Die Regelschule und die Bürgerinitiative „Steinbruch Buchenau“ luden zur Filmvorführung des Defa-Streifens „Geheimakten Solvay“ und zur anschließenden Diskussionsrunde „70 Jahre Ende von Krieg und Zwangsarbeit – Auswirkungen im Werratal bei Creuzburg und Buchenau“.

Mihla. Die Zehntklässler der Regelschule „Thomas Müntzer“ Mihla, die sich nur unzulänglich vorbereiteten, werden zur gestrigen Englisch-Vorprüfung sicher mächtig „geschwommen“ sein, aber alle Prüflinge konnten ohne Vokabelkenntnisse im direkten Anschluss in die Geschichte des Ortes eintauchen – genauer gesagt, in einen Teil der Historie des Ortsteils Buchenau. Die Regelschule und die Bürgerinitiative „Steinbruch Buchenau“ luden für gestern Mittag zur Filmvorführung des Defa-Streifens „Geheimakten Solvay“ und zur anschließenden Diskussionsrunde „70 Jahre Ende von Krieg und Zwangsarbeit – Auswirkungen im Werratal bei Creuzburg und Buchenau“ in die vor einem Jahr feierlich übergebenen Schulturnhalle. Unter die Zuschauer der 10. Klasse mischten sich auch zahlreiche interessierte Einwohner.

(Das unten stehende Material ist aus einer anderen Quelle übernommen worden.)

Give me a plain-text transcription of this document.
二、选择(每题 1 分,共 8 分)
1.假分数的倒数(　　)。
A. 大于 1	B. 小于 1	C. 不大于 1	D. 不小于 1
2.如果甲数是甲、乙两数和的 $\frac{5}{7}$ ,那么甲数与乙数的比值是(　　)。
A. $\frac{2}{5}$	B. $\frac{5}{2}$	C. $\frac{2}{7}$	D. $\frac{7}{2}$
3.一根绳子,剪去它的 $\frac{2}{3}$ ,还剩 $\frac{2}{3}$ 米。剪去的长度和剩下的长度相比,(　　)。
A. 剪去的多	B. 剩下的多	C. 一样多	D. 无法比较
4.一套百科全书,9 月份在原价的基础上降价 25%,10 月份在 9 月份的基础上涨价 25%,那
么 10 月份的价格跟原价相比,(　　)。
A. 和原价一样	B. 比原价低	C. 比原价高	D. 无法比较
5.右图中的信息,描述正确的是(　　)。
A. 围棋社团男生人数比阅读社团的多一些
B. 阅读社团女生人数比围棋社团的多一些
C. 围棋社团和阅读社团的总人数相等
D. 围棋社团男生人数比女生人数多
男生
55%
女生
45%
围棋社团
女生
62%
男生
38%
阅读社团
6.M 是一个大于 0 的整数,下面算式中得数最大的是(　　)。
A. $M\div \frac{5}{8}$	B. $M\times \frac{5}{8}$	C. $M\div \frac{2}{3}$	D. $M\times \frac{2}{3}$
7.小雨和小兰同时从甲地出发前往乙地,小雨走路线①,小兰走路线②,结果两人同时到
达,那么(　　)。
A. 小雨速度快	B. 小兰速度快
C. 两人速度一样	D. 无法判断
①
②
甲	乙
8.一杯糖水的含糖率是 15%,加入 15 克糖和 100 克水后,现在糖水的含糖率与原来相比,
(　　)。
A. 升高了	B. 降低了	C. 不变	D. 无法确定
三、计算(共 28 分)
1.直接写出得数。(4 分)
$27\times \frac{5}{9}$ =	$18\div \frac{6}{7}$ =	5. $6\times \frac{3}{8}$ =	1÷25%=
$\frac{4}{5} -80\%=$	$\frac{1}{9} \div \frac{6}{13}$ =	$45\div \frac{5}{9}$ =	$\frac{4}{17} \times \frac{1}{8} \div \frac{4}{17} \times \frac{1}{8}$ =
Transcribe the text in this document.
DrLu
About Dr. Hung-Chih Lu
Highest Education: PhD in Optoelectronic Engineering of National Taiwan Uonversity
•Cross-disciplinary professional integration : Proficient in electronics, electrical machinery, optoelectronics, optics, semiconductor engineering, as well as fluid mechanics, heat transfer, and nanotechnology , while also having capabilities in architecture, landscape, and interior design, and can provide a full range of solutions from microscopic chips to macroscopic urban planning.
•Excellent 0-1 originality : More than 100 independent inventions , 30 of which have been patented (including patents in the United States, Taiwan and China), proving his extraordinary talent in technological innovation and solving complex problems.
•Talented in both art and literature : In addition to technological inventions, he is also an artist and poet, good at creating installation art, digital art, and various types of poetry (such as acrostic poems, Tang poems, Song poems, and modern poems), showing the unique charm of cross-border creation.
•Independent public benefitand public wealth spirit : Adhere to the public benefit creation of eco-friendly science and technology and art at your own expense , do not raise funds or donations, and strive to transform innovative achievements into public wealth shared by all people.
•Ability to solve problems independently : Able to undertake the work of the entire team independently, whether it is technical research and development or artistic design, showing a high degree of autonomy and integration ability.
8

Schulleiter Uwe Schwanz freut sich, dass die Bürgerinitiative sich um die Aufarbeitung der Geschichte des einstigen Soda-Werkes bemüht. Die Bürgerinitiative gründete sich 2008 mit dem Ziel, die Abbautätigkeit des Steinbruchs im Naturschutzgebiet „Klosterholz und Nordmannsteine“ zu beenden. „Wir haben die Geschichte des Werkes und seiner Zwangsarbeiter nach und nach entfalten können“, sagt BI-Mitglied Lutz Kromke (SPD), der doch ganz schön erstaunt darüber ist, wie hoch das Interesse der Jugendlichen an längst Vergangenem ist. Bevor der antiwestliche DDRPropagandafilm aus dem Jahre 1952 über die Leinwand flackerte, entführten die Zehntklässlerinnen Patricia Steitz und Angelina Kubald in ihrem Referat die insgesamt 80 Gäste in die Geschichte des Soda-Werkes. Im Vorfeld des Filmnachmittages interviewten die beiden jungen Damen Kurt Fischbach, den letzten Betriebsdirektor des Buchenauer Soda-Werkes. Ab 1947 seien Untersuchungshäftlinge aus Eisenach in Buchenau eingesetzt worden, um Steine in die Loren zu schippen. „Die Untersuchungshäftlinge waren alle hauptsächlich kluge Leute: Buchhalter, Lehrer, Angestellte, Intellektuelle , die aufgrund der Nähe zu den Nazis in Untersuchungshaft saßen, wie uns Herr Fischbach erzählte“, sagt Patricia Steitz. Durchschnittlich seien 18 bis 24 Häftlinge morgens mit dem Laster vom Knast in Eisenach zum Steinbruch gebracht worden. Kurt Fischbach, der auch nach der Filmvorführung Rede und Antwort stand, erzählte den beiden Mädchen beim Interview, dass viele der zu dieser Arbeit genötigten Untersuchungshäftlinge kaum zu gebrauchen waren, da die wenigsten jemals eine Schaufel in der Hand hatten.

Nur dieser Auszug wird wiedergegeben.